For now, Biden is holding his ground, defending the purpose and function of institutions and governing processes that are needed to install Ginsburg’s successor but appear to be fraying after years of strain.
“We have to de-escalate,” Biden said on Sunday in his first extended remarks after Ginsburg’s death. “Cool the flames … engulfing our nation.”
He followed up Monday in Wisconsin during a 25-minute speech where he didn’t mention the court at all. “We have to bring the nation together,” he said. “That’s going to be my primary job.”
The approach leaves Biden, a former senator shaped by a bygone era of Capitol Hill bonhomie, between ideological firing lines so intense as to risk overshadowing remembrances of Ginsburg as a legal giant, feminist hero and, late in her 87 years, a pop culture icon.
Whether Biden is right will determine not only his prospects in November but what kind of legislative success, well beyond judicial confirmations, he could muster once in office.

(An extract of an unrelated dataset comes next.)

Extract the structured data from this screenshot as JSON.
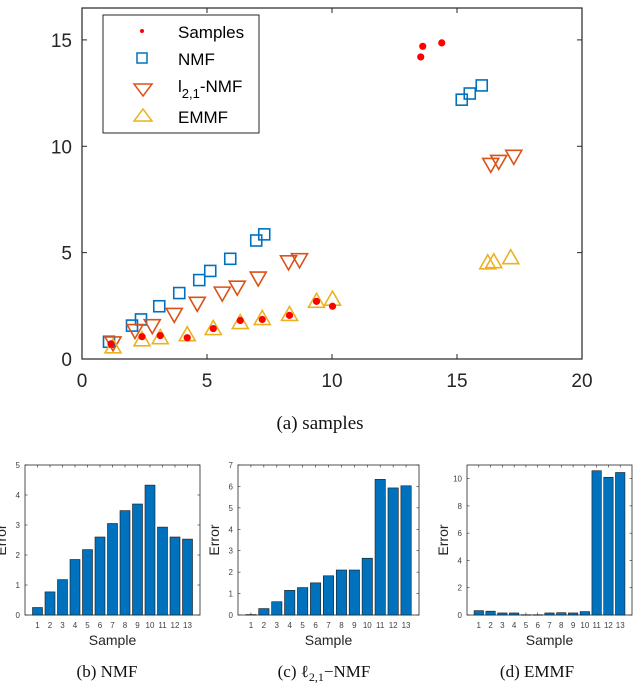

“Sometimes it sounds naïve,” said progressive labor and Democratic Party leader Larry Cohen, who supports Biden but wants him to be more forceful about overhauling how Capitol Hill works.
Biden is with his fellow Democrats in decrying a swift GOP-run confirmation so close to an election – especially given Republicans’ refusal to consider President Barack Obama’s last Supreme Court nominee, Merrick Garland, in March 2016, eight months before Election Day. Yet, at least publicly, Biden is not entertaining calls among some Democrats and progressives urging him to threaten specific retaliation.